Fleurette (cream) : The whipping cream, milk flower, or tea cream (unprotected designations), is an agricultural food product from the milk believed. It is the first very fluid cream that forms above the milk.
Etymology: From Latin flowers, flowers, “flower, finest part of something”; "best part of something" hence "upper part" and "surface of something". In the Du Cange (*): flur, “elite, the best of something”.
Agricultural terminology: fleur de lait, a phrase that seems to have been formed in Normandy for the cream that is flush with the surface of the milk.
(*) Charles du Fresne, sieur du Cange or Du Cange is a French historian, linguist and philologist, born on December 18, 1610 in Amiens and died on October 23, 1688 in Paris.
Method of obtaining whipping cream: This is the (raw) cream that forms naturally on the surface of raw milk stored in the ambient air, after twelve hours in summer or twenty-four hours in winter. It is then enough to collect this flower of cream.

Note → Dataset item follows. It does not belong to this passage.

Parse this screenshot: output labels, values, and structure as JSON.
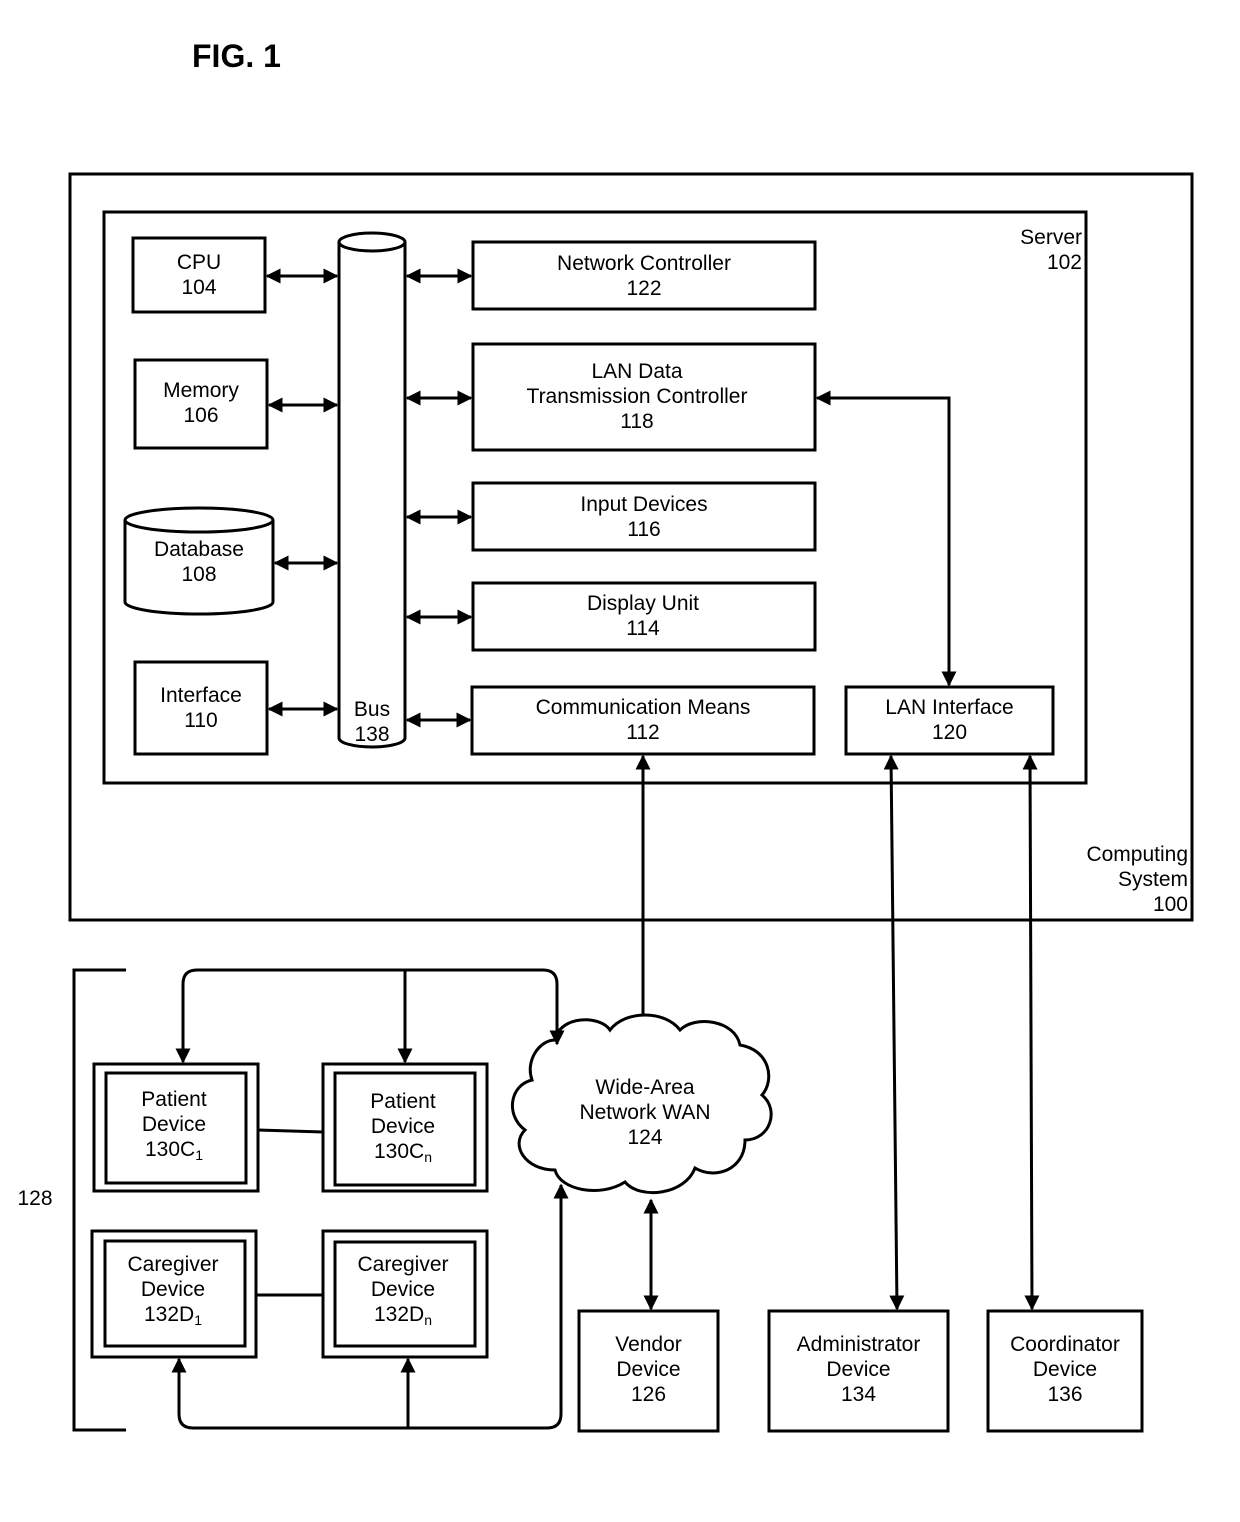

Other raw creams: Raw cream, sold with this obligatory mention on the label, is most often obtained using a manual or electric cream separator, depending on its origin, from farm production or the dairy industry. The matured raw cream is thickened by the process of maturation.
Raw cream is not used in collective catering in France.
Use of the term “fleurette”: The term “fleurette cream” is used by dairy and catering professionals. It is a liquid fresh cream which, according to the regulations, “should only have undergone the pasteurization treatment. Such a cream must not have been matured or sterilized”. Pasteurized cream can be obtained by cream separator-centrifuge. From 7 to 10 liters of cow's milk are necessary to have 1 kilogram of cream with at least 30% fat.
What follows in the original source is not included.